Second term for Chen
2004 March – President Chen Shui-bian wins a second term by a slender margin. His win follows an apparent assassination attempt against him on the eve of elections.
2004 November – Court rejects opposition challenge that President Chen Shui-bian won March’s presidential election unfairly.
Lien Chan: First Nationalist leader to visit mainland since 1949
2005 January – Aircraft chartered for the Lunar New Year holiday make the first direct flights between Taiwan and China since 1949.
2005 March – Taiwan condemns a new Chinese law giving Beijing the legal right to use force should Taipei declare formal independence.
2005 April – National Party (KMT) leader Lien Chan visits China for the first meeting between Nationalist and Communist Party leaders since 1949.
2005 June – Reform requiring future constitutional amendments to be put to a referendum arouses China’s concern that it will be easier for activists to promote moves towards independence.
2005 July – National Party (KMT) elects mayor of Taipei Ma Ying Jeou as its new leader.
President under pressure
2005 December – Opposition KMT triumphs in municipal elections. The result is interpreted as a mid-term vote of no confidence in President Chen Shui-bian.
Taiwan has tried to match rival China’s military modernisation
2006 February – Taiwan scraps the National Unification Council, a body set up to deal with reunification with the mainland. China says the decision could bring "disaster".
2006 June – Under pressure over corruption allegations against a family member, President Chen cedes some of his powers to the prime minister.
2006 October – President Chen survives an attempt by parliament to force a referendum on his rule – the second in four months. His opponents and supporters take to the streets.
2006 December – An earthquake off Taiwan cuts undersea cables, cutting off or limiting telecommunications across the region.
China highlights Taiwan as security threat in plans to upgrade military.
2007 January – Taiwan defends school history textbooks which refer to China.
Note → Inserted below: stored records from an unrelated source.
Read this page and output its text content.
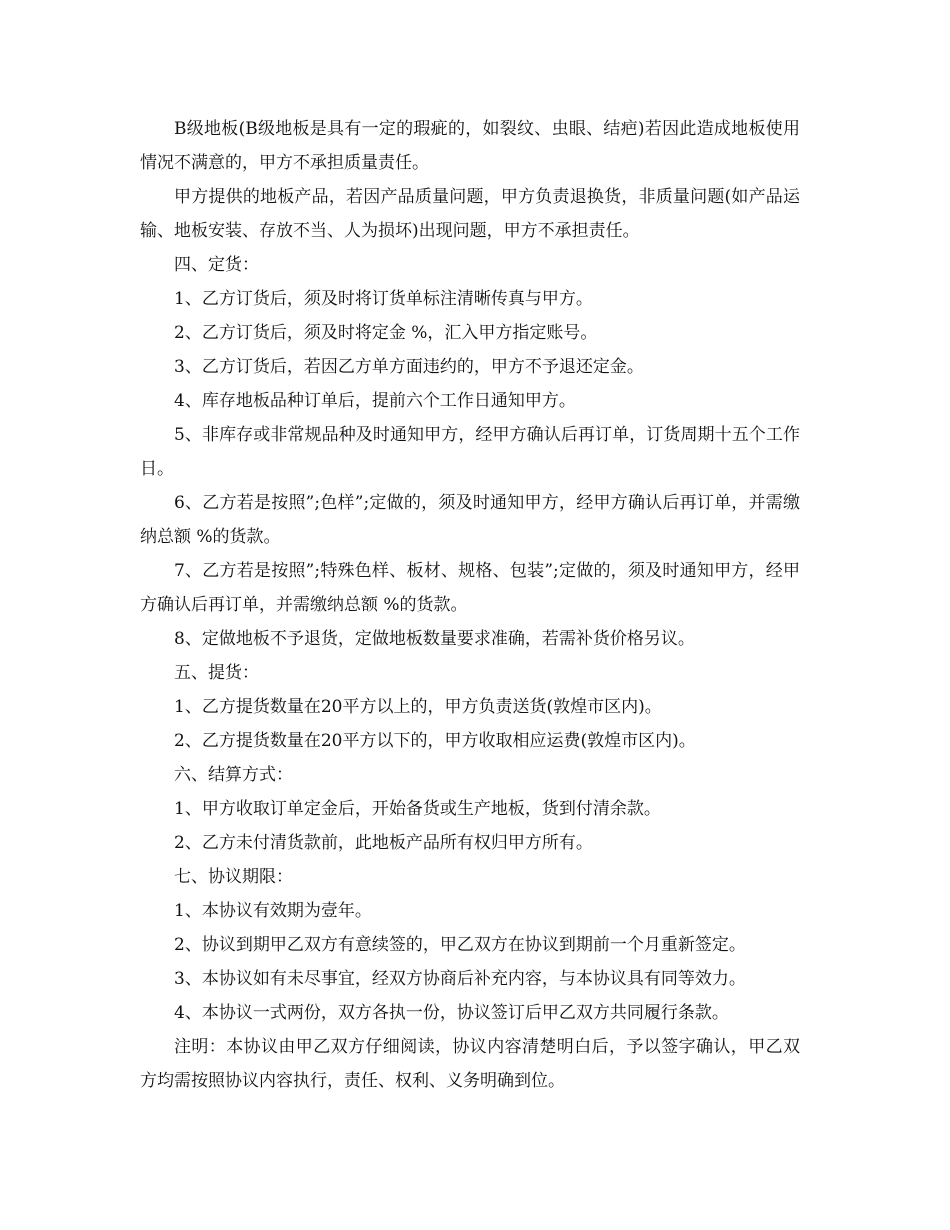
B级地板(B级地板是具有一定的瑕疵的，如裂纹、虫眼、结疤)若因此造成地板使用情况不满意的，甲方不承担质量责任。

甲方提供的地板产品，若因产品质量问题，甲方负责退换货，非质量问题(如产品运输、地板安装、存放不当、人为损坏)出现问题，甲方不承担责任。

四、定货：

1、乙方订货后，须及时将订货单标注清晰传真与甲方。

2、乙方订货后，须及时将定金 %，汇入甲方指定账号。

3、乙方订货后，若因乙方单方面违约的，甲方不予退还定金。

4、库存地板品种订单后，提前六个工作日通知甲方。

5、非库存或非常规品种及时通知甲方，经甲方确认后再订单，订货周期十五个工作日。

6、乙方若是按照”;色样”;定做的，须及时通知甲方，经甲方确认后再订单，并需缴纳总额 %的货款。

7、乙方若是按照”;特殊色样、板材、规格、包装”;定做的，须及时通知甲方，经甲方确认后再订单，并需缴纳总额 %的货款。

8、定做地板不予退货，定做地板数量要求准确，若需补货价格另议。

五、提货：

1、乙方提货数量在20平方以上的，甲方负责送货(敦煌市区内)。

2、乙方提货数量在20平方以下的，甲方收取相应运费(敦煌市区内)。

六、结算方式：

1、甲方收取订单定金后，开始备货或生产地板，货到付清余款。

2、乙方未付清货款前，此地板产品所有权归甲方所有。

七、协议期限：

1、本协议有效期为壹年。

2、协议到期甲乙双方有意续签的，甲乙双方在协议到期前一个月重新签定。

3、本协议如有未尽事宜，经双方协商后补充内容，与本协议具有同等效力。

4、本协议一式两份，双方各执一份，协议签订后甲乙双方共同履行条款。

注明：本协议由甲乙双方仔细阅读，协议内容清楚明白后，予以签字确认，甲乙双方均需按照协议内容执行，责任、权利、义务明确到位。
Beijing accuses Taipei of introducing independence ideologies into the classroom.
2007 March – Newspaper reports that Taiwan has test-fired cruise missile capable of hitting Shanghai or Hong Kong.
2007 March – Taiwanese government begins removing statue of Chiang Kai-shek from Kaohsiung, sparking protests.
2007 April – China and Taiwan clash over route of Olympic torch relay ahead of 2008 Beijing games.
2007 August – The country attempts to join the UN for the first time under the name Taiwan, rather than the official title of Republic of China. The application is rejected.
2008 January – Opposition KMT wins landslide victory in parliamentary elections, beating President Chen Shui-bian’s Democratic Progressive Party (DPP). Mr Chen steps down from post of DPP chairman.
2008 March – Presidential elections. Ma Ying-jeou of the opposition Kuomintang Party is elected president.